8. The implant of claim 1, wherein the sidewall is formed of a non-expandable material.

9. The implant of claim 1, wherein the sidewall is formed of a single layer of material.

10. The implant of claim 1, wherein the sidewall is formed of a single layer of non-expandable material.

11. The implant of claim 1, further comprising:

a reservoir operatively coupled to the pump assembly and configured to retain the fluid.

12. The implant of claim 1, wherein the core member is formed of a closed cell silicone foam material.

13. The implant of claim 1, wherein the core member is formed of a closed cell urethane foam material.

14. The implant of claim 1, wherein the inflatable member having a tubular shape when in the inflated configuration.

15. The implant of claim 1, wherein the inflatable member is configured to be placed in the inflated configuration and a deflated configuration, the inflatable member having a tubular shape when in the deflated configuration and having a tubular shape when in the inflated configuration.

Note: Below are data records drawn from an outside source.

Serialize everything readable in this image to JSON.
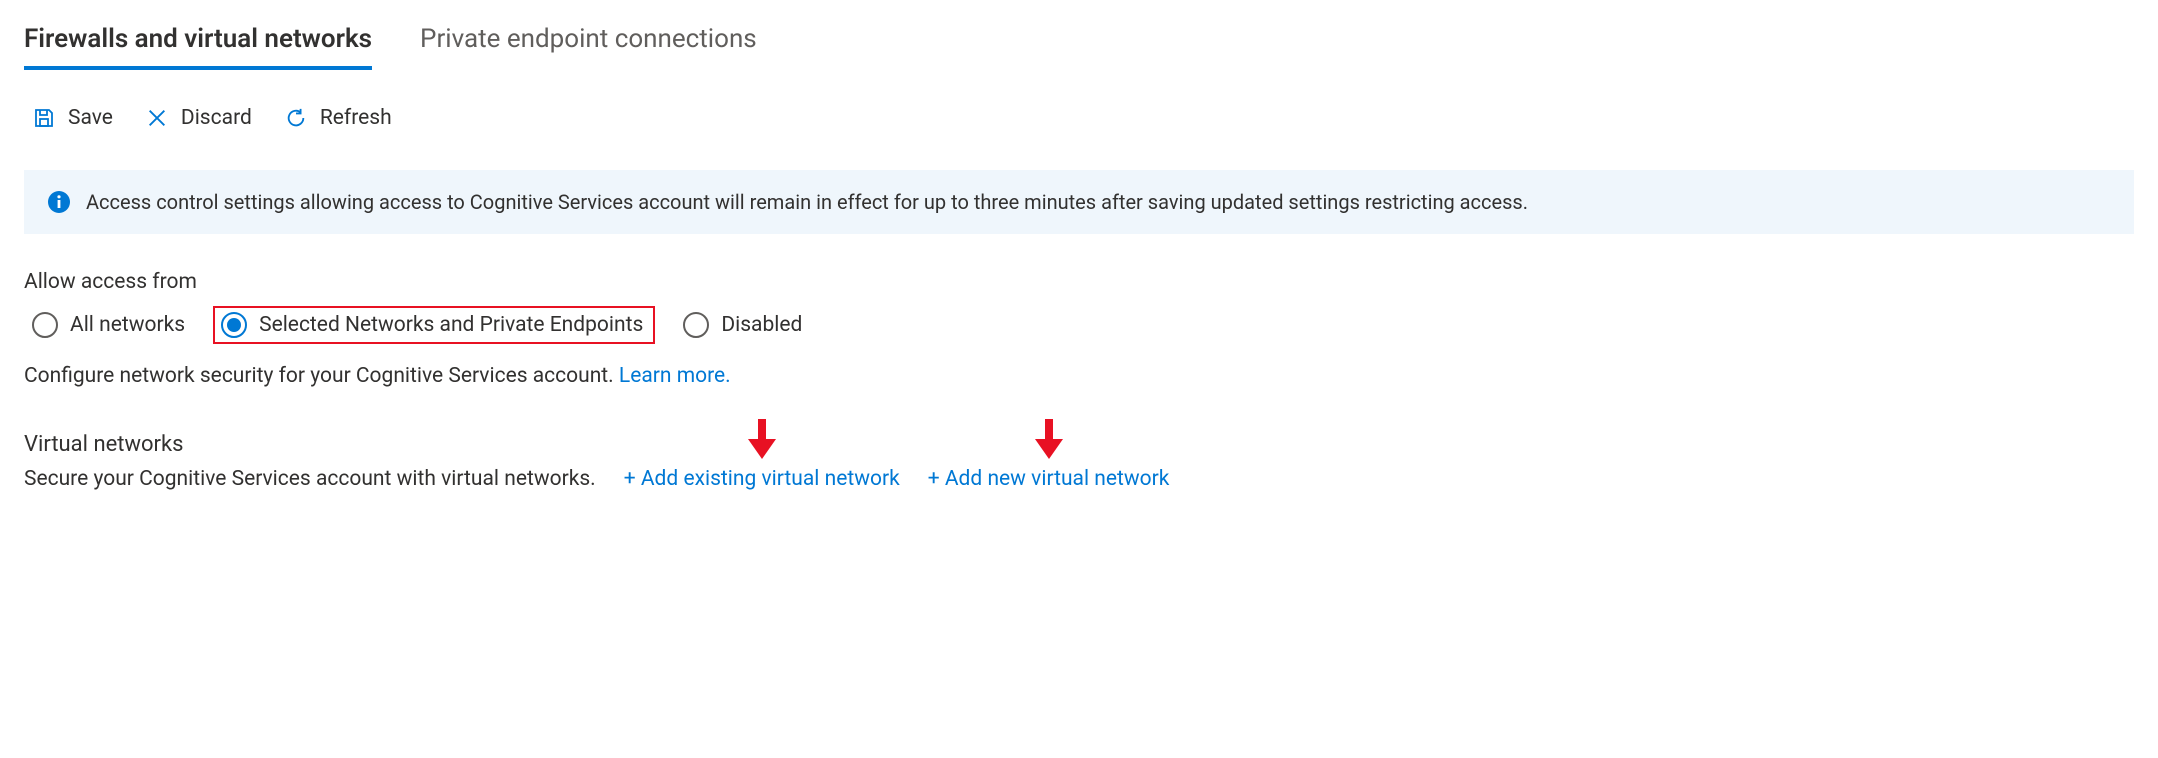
{
  "tabs": {
    "firewalls": "Firewalls and virtual networks",
    "private_endpoints": "Private endpoint connections"
  },
  "toolbar": {
    "save": "Save",
    "discard": "Discard",
    "refresh": "Refresh"
  },
  "info_banner": {
    "text": "Access control settings allowing access to Cognitive Services account will remain in effect for up to three minutes after saving updated settings restricting access."
  },
  "access_section": {
    "label": "Allow access from",
    "options": {
      "all": "All networks",
      "selected": "Selected Networks and Private Endpoints",
      "disabled": "Disabled"
    },
    "description": "Configure network security for your Cognitive Services account. ",
    "learn_more": "Learn more."
  },
  "vnet_section": {
    "heading": "Virtual networks",
    "description": "Secure your Cognitive Services account with virtual networks.",
    "add_existing": "+ Add existing virtual network",
    "add_new": "+ Add new virtual network"
  }
}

16. An implant, comprising:

an inflatable member;

a reservoir; and

a pump assembly operatively coupled to the reservoir and to the inflatable member, the pump assembly being configured to facilitate a transfer of a fluid from the reservoir and to the inflatable member to place the inflatable member in an inflated configuration,

the inflatable member having a sidewall that defines a lumen and a core member disposed within the lumen, the core member defining a plurality of closed cells, the fluid being configured to be disposed adjacent the core member and outside of the closed cells when the inflatable member is in the inflated configuration.

17. The implant of claim 16, wherein the fluid is configured to be disposed directly adjacent the core member when the inflatable member is in the inflated configuration.

18. The implant of claim 16, wherein the core member has a cylindrical shape.

19. The implant of claim 16, wherein the core member defines a lumen.

20. The implant of claim 16, wherein the core member defines a lumen, the lumen being configured to receive the fluid when the inflatable member is in the inflated configuration.